I was busy, happy, and summing up the best year of my life. However, I got off track with my 1 page a day goal. I figured I wouldn't have any problems catching up at the end, because I work well under pressure. I thought my moments of writer's block were preparing me for an overflow of details and creative ideas, because that's what usually happens when I am inspired to write poetry. For about 3 straight months, I was trying to control the story and had trouble developing the plot, until I forced myself out of solitary confinement and started living, like everyone kept telling me to do. I met new people, tried new things, and then the scenes came out of nowhere. Every scene that I had written before was no longer relevant. I had a whole new plot, but the characters never changed. "A good story is always character driven, and when you try to control your characters, the plot changes." Bestselling Romance Author Brenda Jackson told me that, but I didn't listen. 

As a first-time Author, I did not understand what she meant, until I was sitting at the desk at my secret location, trying hard to organize my scenes. I was stumped. I had 3 days to complete the task and I failed. I was disappointed, but quickly reassured as I was heading to church for our New Year's Eve service. My Bishop preached about 2013 being the year of promise, no matter how unlucky the number 13 may seem. "God's Got This," he said. He had been telling me that all year, but I have control issues. God knows it, and now I know it. I am a perfectionist, and I have been in denial for way too long. I want everything my way, all the time. I am selfish as well, I suppose

Lesson learned...


I learned that no matter how often you follow the rules, you can still find yourself in trouble. I learned that I am not a good listener. I learned that I don't speak as well as I write. I learned that I am not perfect, no matter how hard I try to be. I learned that living is a privilege and although I am freely Living MY Dream and sharing my gift, it is not always about me. I learned that I am truly blessed, even when I fall short of my personal goals. I can honestly say that the past 366 days of my #WriterGrind were nothing less than spectacular. I have a few thousand more words left to add to my story, but I will no longer rush the process. The sooner I let go and "live a little", the sooner it will be completed.

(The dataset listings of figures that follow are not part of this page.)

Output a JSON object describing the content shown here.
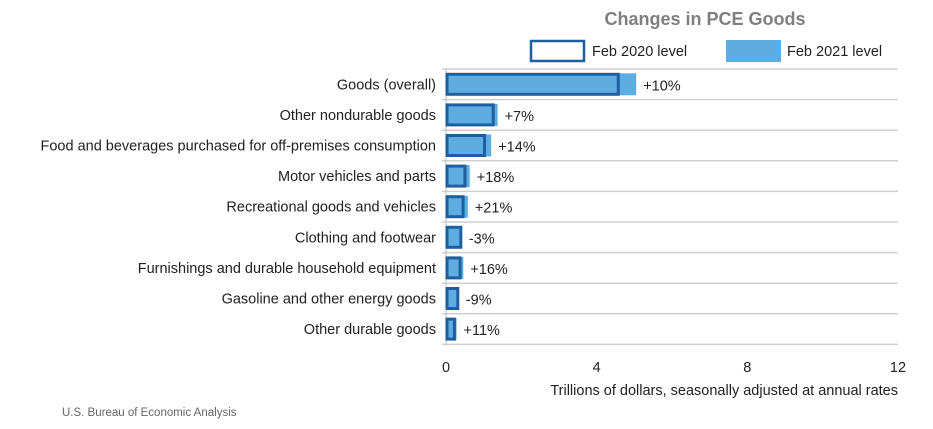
{
  "chart_data": {
    "type": "bar",
    "orientation": "horizontal",
    "title": "Changes in PCE Goods",
    "xlabel": "Trillions of dollars, seasonally adjusted at annual rates",
    "xlim": [
      0,
      12
    ],
    "xticks": [
      "0",
      "4",
      "8",
      "12"
    ],
    "grid": "horizontal row separators",
    "legend_placement": "top",
    "categories": [
      "Goods (overall)",
      "Other nondurable goods",
      "Food and beverages purchased for off-premises consumption",
      "Motor vehicles and parts",
      "Recreational goods and vehicles",
      "Clothing and footwear",
      "Furnishings and durable household equipment",
      "Gasoline and other energy goods",
      "Other durable goods"
    ],
    "series": [
      {
        "name": "Feb 2020 level",
        "values": [
          4.6,
          1.28,
          1.05,
          0.53,
          0.48,
          0.42,
          0.4,
          0.34,
          0.25
        ],
        "color": "#1f5f9e",
        "style": "outline"
      },
      {
        "name": "Feb 2021 level",
        "values": [
          5.05,
          1.37,
          1.2,
          0.63,
          0.58,
          0.41,
          0.46,
          0.31,
          0.28
        ],
        "color": "#5dade2",
        "style": "filled"
      }
    ],
    "data_labels": [
      "+10%",
      "+7%",
      "+14%",
      "+18%",
      "+21%",
      "-3%",
      "+16%",
      "-9%",
      "+11%"
    ]
  },
  "source": "U.S. Bureau of Economic Analysis"
}
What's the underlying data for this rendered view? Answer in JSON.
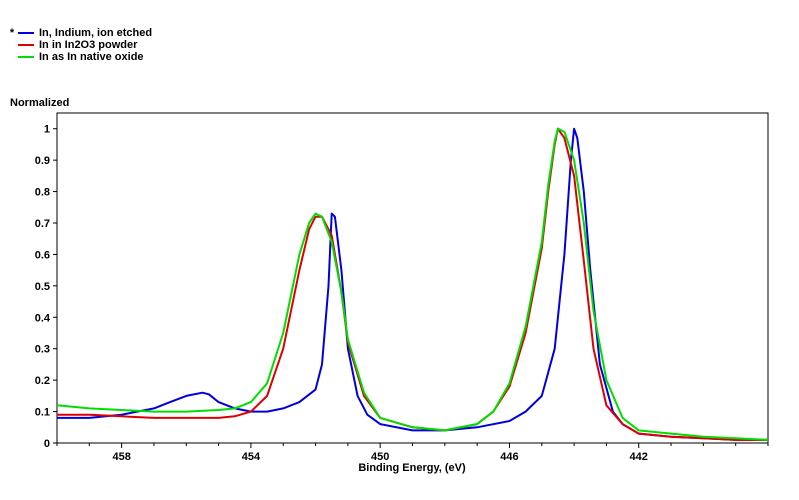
{
  "legend": {
    "marker": "*",
    "items": [
      {
        "label": "In, Indium, ion etched",
        "color": "#0000dd"
      },
      {
        "label": "In in In2O3 powder",
        "color": "#dd0000"
      },
      {
        "label": "In as In native oxide",
        "color": "#00dd00"
      }
    ]
  },
  "chart_data": {
    "type": "line",
    "title": "",
    "xlabel": "Binding Energy, (eV)",
    "ylabel": "Normalized",
    "xlim": [
      460.0,
      438.0
    ],
    "ylim": [
      0,
      1.05
    ],
    "x_reversed": true,
    "xticks": [
      458,
      454,
      450,
      446,
      442
    ],
    "yticks": [
      0,
      0.1,
      0.2,
      0.3,
      0.4,
      0.5,
      0.6,
      0.7,
      0.8,
      0.9,
      1
    ],
    "ytick_labels": [
      "0",
      "0.1",
      "0.2",
      "0.3",
      "0.4",
      "0.5",
      "0.6",
      "0.7",
      "0.8",
      "0.9",
      "1"
    ],
    "grid": false,
    "legend_position": "top-left",
    "series": [
      {
        "name": "In, Indium, ion etched",
        "color": "#0000dd",
        "x": [
          460,
          459,
          458,
          457,
          456.5,
          456,
          455.5,
          455.3,
          455,
          454.5,
          454,
          453.5,
          453,
          452.5,
          452,
          451.8,
          451.6,
          451.5,
          451.4,
          451.2,
          451,
          450.7,
          450.4,
          450,
          449,
          448,
          447,
          446,
          445.5,
          445,
          444.6,
          444.3,
          444.1,
          444.0,
          443.9,
          443.7,
          443.5,
          443.2,
          442.8,
          442.5,
          442,
          441,
          440,
          439,
          438
        ],
        "y": [
          0.08,
          0.08,
          0.09,
          0.11,
          0.13,
          0.15,
          0.16,
          0.155,
          0.13,
          0.11,
          0.1,
          0.1,
          0.11,
          0.13,
          0.17,
          0.25,
          0.5,
          0.73,
          0.72,
          0.55,
          0.3,
          0.15,
          0.09,
          0.06,
          0.04,
          0.04,
          0.05,
          0.07,
          0.1,
          0.15,
          0.3,
          0.6,
          0.9,
          1.0,
          0.97,
          0.8,
          0.55,
          0.25,
          0.1,
          0.06,
          0.03,
          0.02,
          0.015,
          0.01,
          0.01
        ]
      },
      {
        "name": "In in In2O3 powder",
        "color": "#dd0000",
        "x": [
          460,
          459,
          458,
          457,
          456,
          455,
          454.5,
          454,
          453.5,
          453,
          452.5,
          452.2,
          452,
          451.8,
          451.5,
          451.2,
          451,
          450.5,
          450,
          449,
          448,
          447,
          446.5,
          446,
          445.5,
          445,
          444.8,
          444.6,
          444.5,
          444.3,
          444.0,
          443.7,
          443.4,
          443,
          442.5,
          442,
          441,
          440,
          439,
          438
        ],
        "y": [
          0.09,
          0.09,
          0.085,
          0.08,
          0.08,
          0.08,
          0.085,
          0.1,
          0.15,
          0.3,
          0.55,
          0.68,
          0.72,
          0.72,
          0.66,
          0.48,
          0.32,
          0.15,
          0.08,
          0.05,
          0.04,
          0.06,
          0.1,
          0.18,
          0.35,
          0.62,
          0.8,
          0.95,
          1.0,
          0.97,
          0.85,
          0.58,
          0.3,
          0.12,
          0.06,
          0.03,
          0.02,
          0.015,
          0.01,
          0.01
        ]
      },
      {
        "name": "In as In native oxide",
        "color": "#00dd00",
        "x": [
          460,
          459,
          458,
          457,
          456,
          455,
          454.5,
          454,
          453.5,
          453,
          452.5,
          452.2,
          452,
          451.8,
          451.5,
          451.2,
          451,
          450.5,
          450,
          449,
          448,
          447,
          446.5,
          446,
          445.5,
          445,
          444.8,
          444.6,
          444.5,
          444.3,
          444.0,
          443.7,
          443.4,
          443,
          442.5,
          442,
          441,
          440,
          439,
          438
        ],
        "y": [
          0.12,
          0.11,
          0.105,
          0.1,
          0.1,
          0.105,
          0.11,
          0.13,
          0.19,
          0.35,
          0.6,
          0.7,
          0.73,
          0.72,
          0.64,
          0.48,
          0.33,
          0.16,
          0.08,
          0.05,
          0.04,
          0.06,
          0.1,
          0.19,
          0.37,
          0.64,
          0.82,
          0.96,
          1.0,
          0.99,
          0.9,
          0.7,
          0.42,
          0.2,
          0.08,
          0.04,
          0.03,
          0.02,
          0.015,
          0.01
        ]
      }
    ]
  }
}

What happens when you Live YOUR Dream? When time runs out, you will have no choice but to wake up, and I am humbly prepared to answer my wake-up call...

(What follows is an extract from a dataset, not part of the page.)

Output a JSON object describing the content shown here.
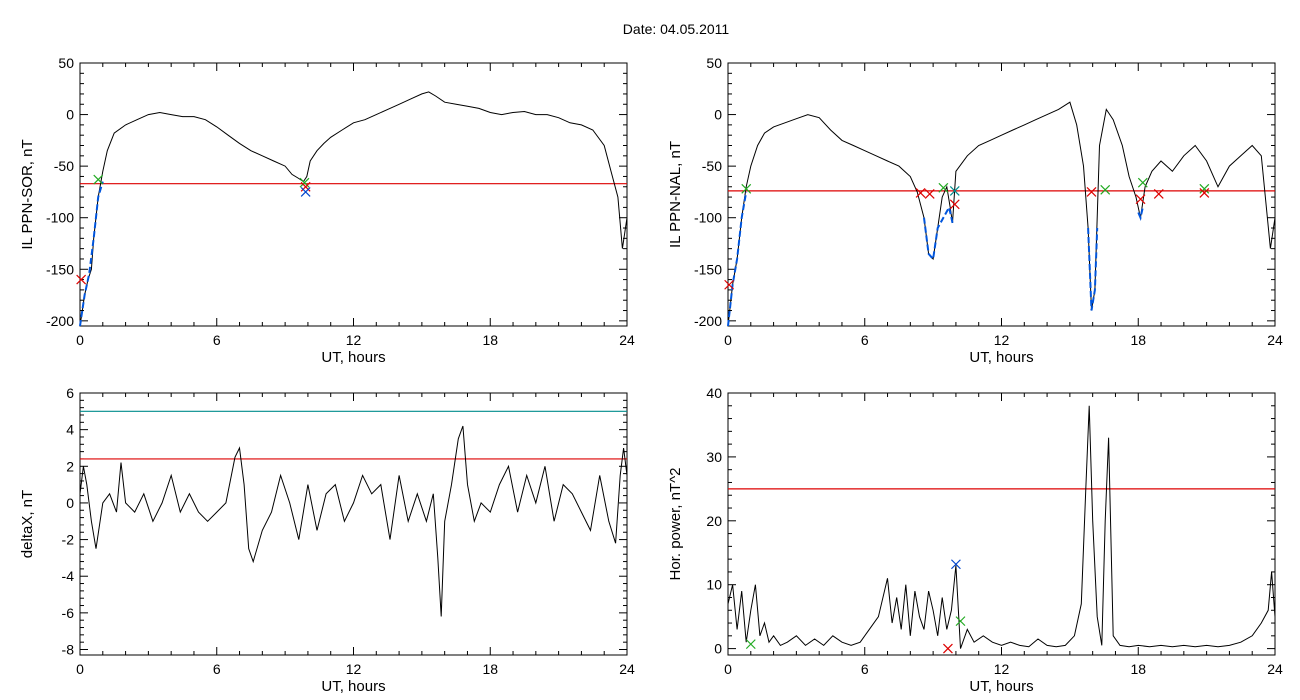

Happy New Year! Cheers to becoming a Bestselling Author with the project that I still plan to release this Summer… That’s all I’ll ever be striving to achieve. Although I am no longer searching for something that starts with an S, one separate resolution is necessary... I will definitely learn how to be more spontaneous... because satisfaction is always guaranteed.

What did YOU learn in 2012?



It's so hard to say goodbye to my S.I.S.T.A.S... so I didn't... and I won't until they finally shut up.